Wie lässt sich dieser Umschwung in einer halben Generation erklären?
Man geht kein Wagnis ein, wenn man die Erklärung im Jahrzehnt sucht, das zwischen den beiden Urnengängen lag. Die 1960er Jahre waren eine Epoche, in der die Gesellschaften der westlichen Hemisphäre einen radikalen Wandel erlebten. Was Jahrzehnte oder gar Jahrhunderte lang galt, wurde innerhalb kurzer Zeit Makulatur. Als Höhepunkt dieser Entwicklung gilt das Jahr 1968.
Damals entlud sich der Frust der geburtenstarken Nachkriegsjugend über verknöcherte Institutionen und Denkweisen in weltweiten Protesten. «Unter den Talaren Muff von 1000 Jahren» hiess es auf einem Transparent, das Hamburger Studenten im November 1967 enthüllten. Es wurde zu einem Slogan der 68er Bewegung, denn besser kann man die damalige Befindlichkeit kaum auf den Punkt bringen.

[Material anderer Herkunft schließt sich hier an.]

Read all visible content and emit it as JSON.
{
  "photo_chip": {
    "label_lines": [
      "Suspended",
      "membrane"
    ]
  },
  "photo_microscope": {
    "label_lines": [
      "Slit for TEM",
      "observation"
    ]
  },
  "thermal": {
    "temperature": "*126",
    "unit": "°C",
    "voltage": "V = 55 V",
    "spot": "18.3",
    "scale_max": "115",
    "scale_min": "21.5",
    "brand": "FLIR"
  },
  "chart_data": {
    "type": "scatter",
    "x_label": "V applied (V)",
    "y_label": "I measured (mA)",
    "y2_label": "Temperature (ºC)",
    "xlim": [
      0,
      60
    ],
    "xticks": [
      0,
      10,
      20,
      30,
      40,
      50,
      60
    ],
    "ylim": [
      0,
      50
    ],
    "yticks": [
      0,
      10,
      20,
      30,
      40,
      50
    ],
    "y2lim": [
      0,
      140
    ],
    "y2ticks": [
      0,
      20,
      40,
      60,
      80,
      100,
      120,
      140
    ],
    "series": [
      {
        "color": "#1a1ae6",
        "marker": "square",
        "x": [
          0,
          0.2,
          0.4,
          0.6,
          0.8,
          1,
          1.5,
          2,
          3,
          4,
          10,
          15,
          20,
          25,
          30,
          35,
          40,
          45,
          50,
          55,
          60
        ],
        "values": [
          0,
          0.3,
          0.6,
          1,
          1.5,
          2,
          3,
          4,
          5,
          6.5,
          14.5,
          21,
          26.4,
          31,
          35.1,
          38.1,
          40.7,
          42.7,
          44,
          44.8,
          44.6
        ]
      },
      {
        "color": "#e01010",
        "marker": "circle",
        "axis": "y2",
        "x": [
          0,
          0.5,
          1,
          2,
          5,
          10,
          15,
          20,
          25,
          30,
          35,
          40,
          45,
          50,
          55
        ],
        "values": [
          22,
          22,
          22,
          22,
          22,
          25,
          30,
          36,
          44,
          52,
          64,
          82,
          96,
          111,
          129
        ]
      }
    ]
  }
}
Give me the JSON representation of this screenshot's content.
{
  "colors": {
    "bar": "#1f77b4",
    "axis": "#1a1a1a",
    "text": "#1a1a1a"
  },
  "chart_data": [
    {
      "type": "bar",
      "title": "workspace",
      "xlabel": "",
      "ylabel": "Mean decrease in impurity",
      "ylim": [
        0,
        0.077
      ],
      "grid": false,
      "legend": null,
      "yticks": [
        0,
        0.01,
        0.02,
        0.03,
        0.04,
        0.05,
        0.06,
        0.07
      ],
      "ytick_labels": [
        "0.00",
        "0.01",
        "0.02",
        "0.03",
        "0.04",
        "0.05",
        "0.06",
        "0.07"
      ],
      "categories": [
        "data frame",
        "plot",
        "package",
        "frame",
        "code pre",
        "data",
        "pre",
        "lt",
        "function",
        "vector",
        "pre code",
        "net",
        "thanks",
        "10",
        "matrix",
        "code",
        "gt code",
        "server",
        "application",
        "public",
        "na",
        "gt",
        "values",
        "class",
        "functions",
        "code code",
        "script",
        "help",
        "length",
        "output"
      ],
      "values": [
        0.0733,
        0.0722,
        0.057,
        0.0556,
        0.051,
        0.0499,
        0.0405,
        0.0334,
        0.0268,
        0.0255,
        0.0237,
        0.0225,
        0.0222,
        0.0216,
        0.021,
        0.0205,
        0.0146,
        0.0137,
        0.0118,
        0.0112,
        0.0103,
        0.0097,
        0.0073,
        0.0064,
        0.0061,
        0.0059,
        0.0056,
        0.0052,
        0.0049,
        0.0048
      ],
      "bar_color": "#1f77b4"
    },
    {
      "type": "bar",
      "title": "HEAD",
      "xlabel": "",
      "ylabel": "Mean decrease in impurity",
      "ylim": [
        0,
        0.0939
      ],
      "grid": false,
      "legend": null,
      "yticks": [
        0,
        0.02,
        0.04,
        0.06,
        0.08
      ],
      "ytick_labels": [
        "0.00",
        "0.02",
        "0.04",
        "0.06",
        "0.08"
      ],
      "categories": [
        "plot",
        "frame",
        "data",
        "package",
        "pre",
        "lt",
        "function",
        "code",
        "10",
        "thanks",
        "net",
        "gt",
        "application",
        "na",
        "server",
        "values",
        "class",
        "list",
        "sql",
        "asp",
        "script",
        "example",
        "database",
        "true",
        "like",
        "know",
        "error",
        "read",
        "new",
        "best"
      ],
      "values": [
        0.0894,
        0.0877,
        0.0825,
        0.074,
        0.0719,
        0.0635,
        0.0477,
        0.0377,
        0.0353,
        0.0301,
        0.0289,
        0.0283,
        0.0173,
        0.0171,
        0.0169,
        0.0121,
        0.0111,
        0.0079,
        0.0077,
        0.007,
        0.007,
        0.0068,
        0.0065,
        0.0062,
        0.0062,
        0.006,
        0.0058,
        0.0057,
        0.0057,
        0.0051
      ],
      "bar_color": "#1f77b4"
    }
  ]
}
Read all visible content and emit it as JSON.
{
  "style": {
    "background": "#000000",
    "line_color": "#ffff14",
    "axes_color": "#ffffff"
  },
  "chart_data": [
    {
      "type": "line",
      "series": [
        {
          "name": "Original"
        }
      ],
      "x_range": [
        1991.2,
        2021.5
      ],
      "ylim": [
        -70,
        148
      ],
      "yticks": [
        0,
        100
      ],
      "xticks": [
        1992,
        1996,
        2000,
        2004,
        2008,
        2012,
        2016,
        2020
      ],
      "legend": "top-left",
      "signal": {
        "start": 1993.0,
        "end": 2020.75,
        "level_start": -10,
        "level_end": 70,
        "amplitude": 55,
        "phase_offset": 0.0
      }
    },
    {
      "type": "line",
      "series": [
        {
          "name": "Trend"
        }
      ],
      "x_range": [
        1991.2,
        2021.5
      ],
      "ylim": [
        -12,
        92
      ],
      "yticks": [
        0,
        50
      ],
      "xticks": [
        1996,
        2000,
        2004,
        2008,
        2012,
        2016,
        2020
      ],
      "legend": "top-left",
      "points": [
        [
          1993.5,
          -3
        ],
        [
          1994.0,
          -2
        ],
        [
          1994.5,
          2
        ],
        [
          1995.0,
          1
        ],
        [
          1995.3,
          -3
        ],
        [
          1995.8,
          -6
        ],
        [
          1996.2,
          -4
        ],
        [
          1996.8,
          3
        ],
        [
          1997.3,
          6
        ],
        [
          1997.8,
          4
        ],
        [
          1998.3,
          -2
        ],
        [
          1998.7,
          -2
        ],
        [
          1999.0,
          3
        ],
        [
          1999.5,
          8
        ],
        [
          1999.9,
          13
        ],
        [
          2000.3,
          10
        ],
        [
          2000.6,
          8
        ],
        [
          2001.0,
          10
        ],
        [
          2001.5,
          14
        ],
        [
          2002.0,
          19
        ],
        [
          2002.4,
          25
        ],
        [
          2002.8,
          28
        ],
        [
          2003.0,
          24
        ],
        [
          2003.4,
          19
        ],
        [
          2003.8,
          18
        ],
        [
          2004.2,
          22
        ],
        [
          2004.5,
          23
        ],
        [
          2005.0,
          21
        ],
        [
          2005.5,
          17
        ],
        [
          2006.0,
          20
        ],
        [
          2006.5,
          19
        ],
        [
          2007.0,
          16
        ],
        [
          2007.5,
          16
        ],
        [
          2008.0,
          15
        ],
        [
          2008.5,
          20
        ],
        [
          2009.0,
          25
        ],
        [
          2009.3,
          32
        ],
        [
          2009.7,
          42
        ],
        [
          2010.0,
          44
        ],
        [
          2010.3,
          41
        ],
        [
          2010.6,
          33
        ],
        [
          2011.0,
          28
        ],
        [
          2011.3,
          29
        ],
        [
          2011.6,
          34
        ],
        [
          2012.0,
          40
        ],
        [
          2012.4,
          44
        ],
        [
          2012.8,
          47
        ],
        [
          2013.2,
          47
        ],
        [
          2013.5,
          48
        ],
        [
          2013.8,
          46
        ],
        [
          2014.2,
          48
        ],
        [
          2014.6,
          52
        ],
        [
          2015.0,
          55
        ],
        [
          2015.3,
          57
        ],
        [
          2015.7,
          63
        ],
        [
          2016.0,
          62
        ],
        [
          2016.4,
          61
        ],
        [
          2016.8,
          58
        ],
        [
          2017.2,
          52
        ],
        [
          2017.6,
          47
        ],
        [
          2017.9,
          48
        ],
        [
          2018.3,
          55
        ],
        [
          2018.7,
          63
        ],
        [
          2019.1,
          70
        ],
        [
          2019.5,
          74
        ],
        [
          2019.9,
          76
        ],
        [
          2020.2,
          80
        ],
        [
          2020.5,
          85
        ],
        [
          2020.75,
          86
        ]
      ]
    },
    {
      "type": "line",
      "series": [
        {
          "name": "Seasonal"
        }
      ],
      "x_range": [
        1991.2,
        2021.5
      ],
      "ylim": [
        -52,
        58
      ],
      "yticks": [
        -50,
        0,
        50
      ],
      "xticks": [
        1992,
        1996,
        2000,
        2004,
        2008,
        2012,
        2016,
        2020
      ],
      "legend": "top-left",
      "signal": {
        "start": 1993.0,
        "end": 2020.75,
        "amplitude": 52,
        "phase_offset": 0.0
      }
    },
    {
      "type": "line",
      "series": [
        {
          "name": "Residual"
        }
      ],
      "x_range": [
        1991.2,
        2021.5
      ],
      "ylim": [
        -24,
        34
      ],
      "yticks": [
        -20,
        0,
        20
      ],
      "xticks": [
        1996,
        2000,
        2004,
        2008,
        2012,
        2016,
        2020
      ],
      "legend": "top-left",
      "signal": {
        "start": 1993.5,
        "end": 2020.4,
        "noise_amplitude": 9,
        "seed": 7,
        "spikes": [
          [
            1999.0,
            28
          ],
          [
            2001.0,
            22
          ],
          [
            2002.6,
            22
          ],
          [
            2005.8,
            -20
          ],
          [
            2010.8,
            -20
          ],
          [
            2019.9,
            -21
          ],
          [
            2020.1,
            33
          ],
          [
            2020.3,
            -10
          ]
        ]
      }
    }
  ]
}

Paris wurde zu einem Epizentrum. Im Mai 1968 verbündeten sich Arbeiter und Studenten. Damals lag ein Hauch von Revolution in der Luft, ehe die Regierung von Präsident Charles de Gaulle die Kontrolle zurückgewinnen konnte. Ein Wortführer der Proteste war der deutschstämmige Daniel Cohn-Bendit, der bis heute als eine Art «Berufs-68er» durch die Talkshows tingelt.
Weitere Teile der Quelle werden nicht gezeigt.